Спасительные мысли почти всегда приходят слишком поздно. Уже когда Гермиона начала чувствовать необычное для нее волнение, словно в детстве перед отъездом из дома, а Альбус начал кидать на нее взгляды, точно так же чувствуя магией напряжение времени, и Гермионе порой хотелось взглянуть на свою руку, чтобы проверить, не стала ли она прозрачной, — только тогда Альбус вдруг посмотрел на нее отчаянным взглядом решившегося на прорыв и произнес:
— Возвращайся ко мне.
— Как это возвращайся? — ответила Гермиона и тут же поняла его надежду.
— При механическом воздействии на хроноворот возрастает его мощность, — напомнил Альбус.
— При механическом воздействии на крутящийся хроноворот, — напомнила Гермиона. — Это была случайность, Альбус.
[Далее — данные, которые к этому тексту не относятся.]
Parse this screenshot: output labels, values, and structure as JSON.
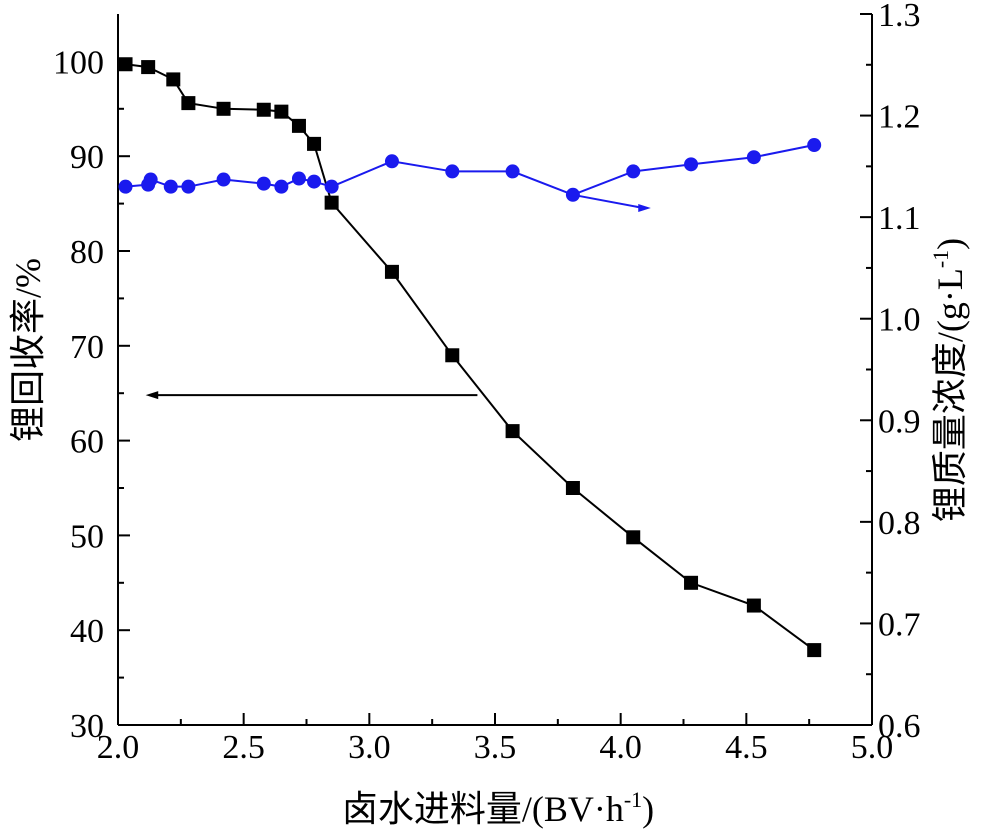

В следующий раз так не получится — угол удара немного изменится, и все. Меня может забросить в тот год, когда тебе будет уже сорок, ты будешь профессором, будешь постоянно занят со студентами. Да и забудешь меня уже.
— Никогда! — с юношеской горячностью заявил Альбус.
— А если тебе будет уже шестьдесят, — неожиданно развеселилась Гермиона, — ты будешь первым кандидатом в директора Хогвартса, а тебя засекут с молоденькой девушкой...
— Наплевать! — по-прежнему серьезно заявил Альбус, и Гермионе стало действительно смешно от того, что в своей неотразимости, что в сорок лет, что в шестьдесят, восемнадцатилетний Дамблдор ничуть не сомневался.
Именно так, с лукавой улыбкой на губах и озорными искорками в глазах, Гермиона Грейнджер покинула девятнадцатый век.
Мир закрутился перед глазами Гермионы, и спустя несколько минут она уже стояла около своего дома. В доме Гарри все еще горел свет, но Гермиона почувствовала, что о случившемся с ней она рассказывать никому не будет — даже Гарри.
Хотя в Годриковой лощине был второй час ночи, для только что вернувшейся из позапрошлого столетия Гермионы был еще ранний вечер, и она, вздохнув, прошла на кухню. Впереди была одинокая тихая ночь, испорченный отсутствием сна день — который вряд ли станет таким же интересным, как летний день 1899 года…
В дверь из сада постучали. Открыв дверь, Гермиона вскрикнула — на пороге стоял Альбус Дамблдор, с фениксом на плече и дорожным саквояжем в совершенно здоровой правой руке. Дамблдор был стар и сед, но глаза за стеклами очков были такими же веселыми и озорными, как сто два года назад.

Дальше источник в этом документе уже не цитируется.